We have written frequently in this blog about the great many wage-hour class actions filed against employers doing business in California. Those lawsuits often allege that a class of employees performed work off-the-clock, and that the employees are not only entitled to compensation for that time, but to a slew of penalties that often dwarf the amount of alleged damages.
Depending on the nature of an employer’s business, a plaintiff might allege that employees were not paid for the couple minutes it might take to “boot up” a computer in the morning, or for waiting to punch in their time cards. Or a plaintiff might contend that an employer has a time-rounding policy that somehow shortchanges employees by a minute or two of pay each day.
In defending these cases, employers often argue that not only must individualized inquiries be conducted to determine whether, when and how long an employee allegedly worked off-the-clock, but whether the employee was engaged in personal activities during some or all of that time. Those are issues that go to whether a class should be certified.
On the merits, employers often argue that such time is non-compensable in any event as de minimis time – time that is so small that it need not be compensated.

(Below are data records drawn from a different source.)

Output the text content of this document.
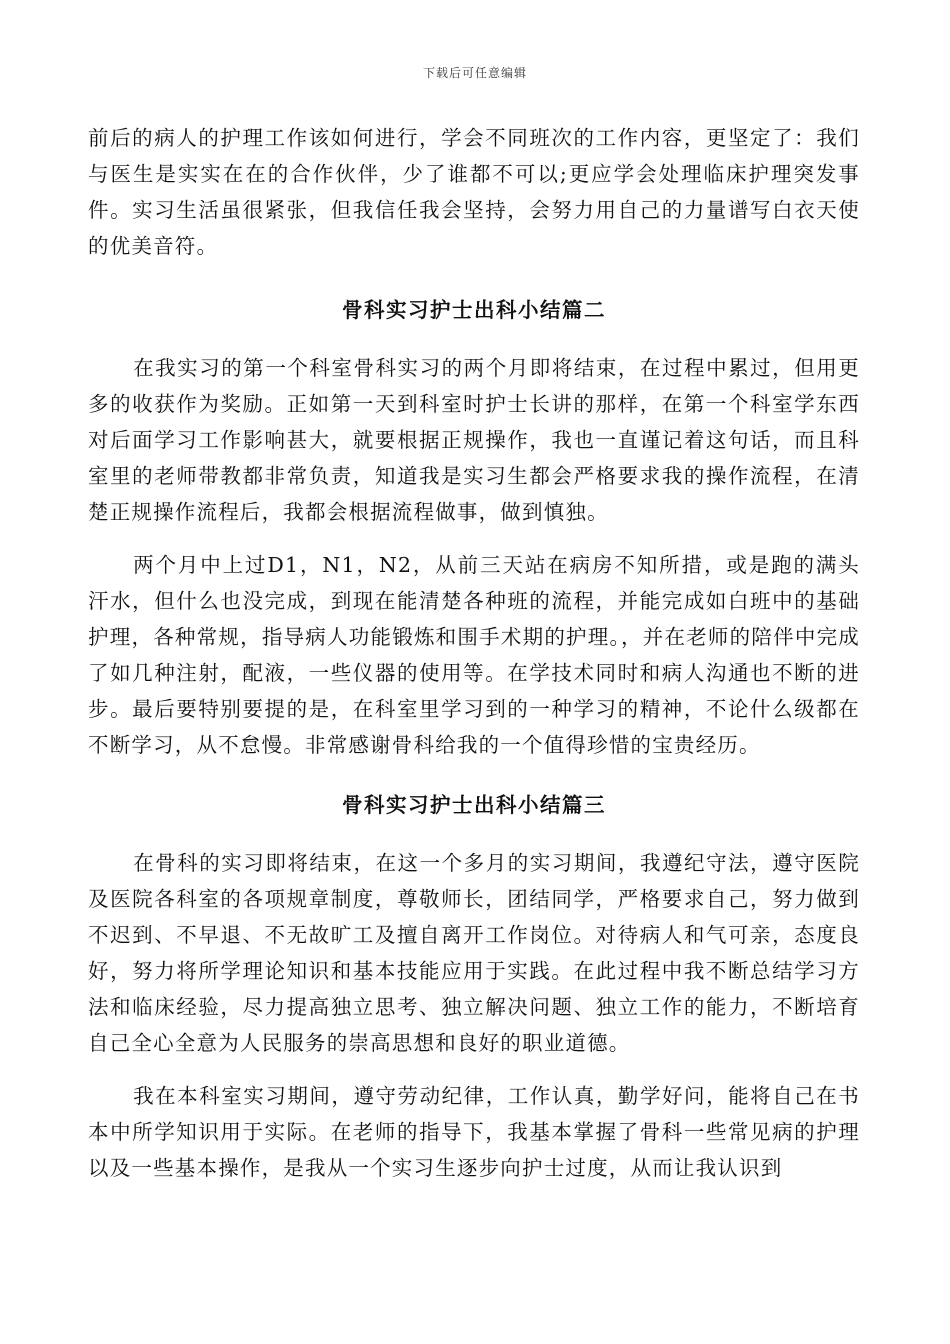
下载后可任意编辑

前后的病人的护理工作该如何进行，学会不同班次的工作内容，更坚定了：我们与医生是实实在在的合作伙伴，少了谁都不可以;更应学会处理临床护理突发事件。实习生活虽很紧张，但我信任我会坚持，会努力用自己的力量谱写白衣天使的优美音符。

骨科实习护士出科小结篇二

在我实习的第一个科室骨科实习的两个月即将结束，在过程中累过，但用更多的收获作为奖励。正如第一天到科室时护士长讲的那样，在第一个科室学东西对后面学习工作影响甚大，就要根据正规操作，我也一直谨记着这句话，而且科室里的老师带教都非常负责，知道我是实习生都会严格要求我的操作流程，在清楚正规操作流程后，我都会根据流程做事，做到慎独。

两个月中上过D1，N1，N2，从前三天站在病房不知所措，或是跑的满头汗水，但什么也没完成，到现在能清楚各种班的流程，并能完成如白班中的基础护理，各种常规，指导病人功能锻炼和围手术期的护理。，并在老师的陪伴中完成了如几种注射，配液，一些仪器的使用等。在学技术同时和病人沟通也不断的进步。最后要特别要提的是，在科室里学习到的一种学习的精神，不论什么级都在不断学习，从不怠慢。非常感谢骨科给我的一个值得珍惜的宝贵经历。

骨科实习护士出科小结篇三

在骨科的实习即将结束，在这一个多月的实习期间，我遵纪守法，遵守医院及医院各科室的各项规章制度，尊敬师长，团结同学，严格要求自己，努力做到不迟到、不早退、不无故旷工及擅自离开工作岗位。对待病人和气可亲，态度良好，努力将所学理论知识和基本技能应用于实践。在此过程中我不断总结学习方法和临床经验，尽力提高独立思考、独立解决问题、独立工作的能力，不断培育自己全心全意为人民服务的崇高思想和良好的职业道德。

我在本科室实习期间，遵守劳动纪律，工作认真，勤学好问，能将自己在书本中所学知识用于实际。在老师的指导下，我基本掌握了骨科一些常见病的护理以及一些基本操作，是我从一个实习生逐步向护士过度，从而让我认识到
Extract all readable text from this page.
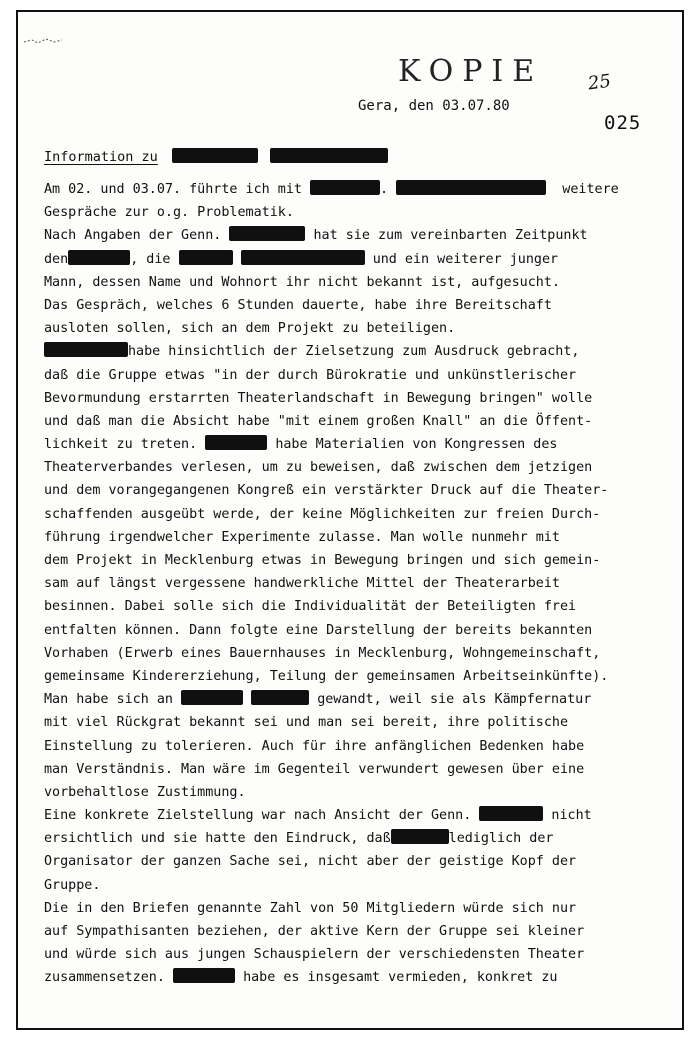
KOPIE 25
Gera, den 03.07.80
025
Information zu
Am 02. und 03.07. führte ich mit	.	weitere
Gespräche zur o.g. Problematik.
Nach Angaben der Genn.	hat sie zum vereinbarten Zeitpunkt
den	, die	und ein weiterer junger
Mann, dessen Name und Wohnort ihr nicht bekannt ist, aufgesucht.
Das Gespräch, welches 6 Stunden dauerte, habe ihre Bereitschaft
ausloten sollen, sich an dem Projekt zu beteiligen.
habe hinsichtlich der Zielsetzung zum Ausdruck gebracht,
daß die Gruppe etwas "in der durch Bürokratie und unkünstlerischer
Bevormundung erstarrten Theaterlandschaft in Bewegung bringen" wolle
und daß man die Absicht habe "mit einem großen Knall" an die Öffent-
lichkeit zu treten.	habe Materialien von Kongressen des
Theaterverbandes verlesen, um zu beweisen, daß zwischen dem jetzigen
und dem vorangegangenen Kongreß ein verstärkter Druck auf die Theater-
schaffenden ausgeübt werde, der keine Möglichkeiten zur freien Durch-
führung irgendwelcher Experimente zulasse. Man wolle nunmehr mit
dem Projekt in Mecklenburg etwas in Bewegung bringen und sich gemein-
sam auf längst vergessene handwerkliche Mittel der Theaterarbeit
besinnen. Dabei solle sich die Individualität der Beteiligten frei
entfalten können. Dann folgte eine Darstellung der bereits bekannten
Vorhaben (Erwerb eines Bauernhauses in Mecklenburg, Wohngemeinschaft,
gemeinsame Kindererziehung, Teilung der gemeinsamen Arbeitseinkünfte).
Man habe sich an	gewandt, weil sie als Kämpfernatur
mit viel Rückgrat bekannt sei und man sei bereit, ihre politische
Einstellung zu tolerieren. Auch für ihre anfänglichen Bedenken habe
man Verständnis. Man wäre im Gegenteil verwundert gewesen über eine
vorbehaltlose Zustimmung.
Eine konkrete Zielstellung war nach Ansicht der Genn.	nicht
ersichtlich und sie hatte den Eindruck, daß	lediglich der
Organisator der ganzen Sache sei, nicht aber der geistige Kopf der
Gruppe.
Die in den Briefen genannte Zahl von 50 Mitgliedern würde sich nur
auf Sympathisanten beziehen, der aktive Kern der Gruppe sei kleiner
und würde sich aus jungen Schauspielern der verschiedensten Theater
zusammensetzen.	habe es insgesamt vermieden, konkret zu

The de minimis doctrine has been recognized by the United States Supreme Court for decades, and a variety of decisions have held that as much as 10 minutes per day is de minimis, non-compensable time.
In a decision that is likely to be cited by employers defending against off-the-clock class action claims in California, United States District Court Judge Gary Feess hasgranted summary judgment to Starbucks in a class action lawsuit alleging that employees were entitled to be compensated for the minute or two that they may have spent locking up or engaged in other activities after they punched out. Relying upon the de minimis doctrine, Judge Feess held that such time is not compensable as a matter of law.
The decision is, of course, a positive development for employers who have been besieged by wage-hour class actions in California. While one would hope that plaintiffs’ counsel would refrain in the future from filing suit seeking compensation for such small amounts of time, the decision should bolster employers’ efforts to obtain the same result that Starbucks obtained – a confirmation that they are not required to pay employees for every moment those employees are on their premises.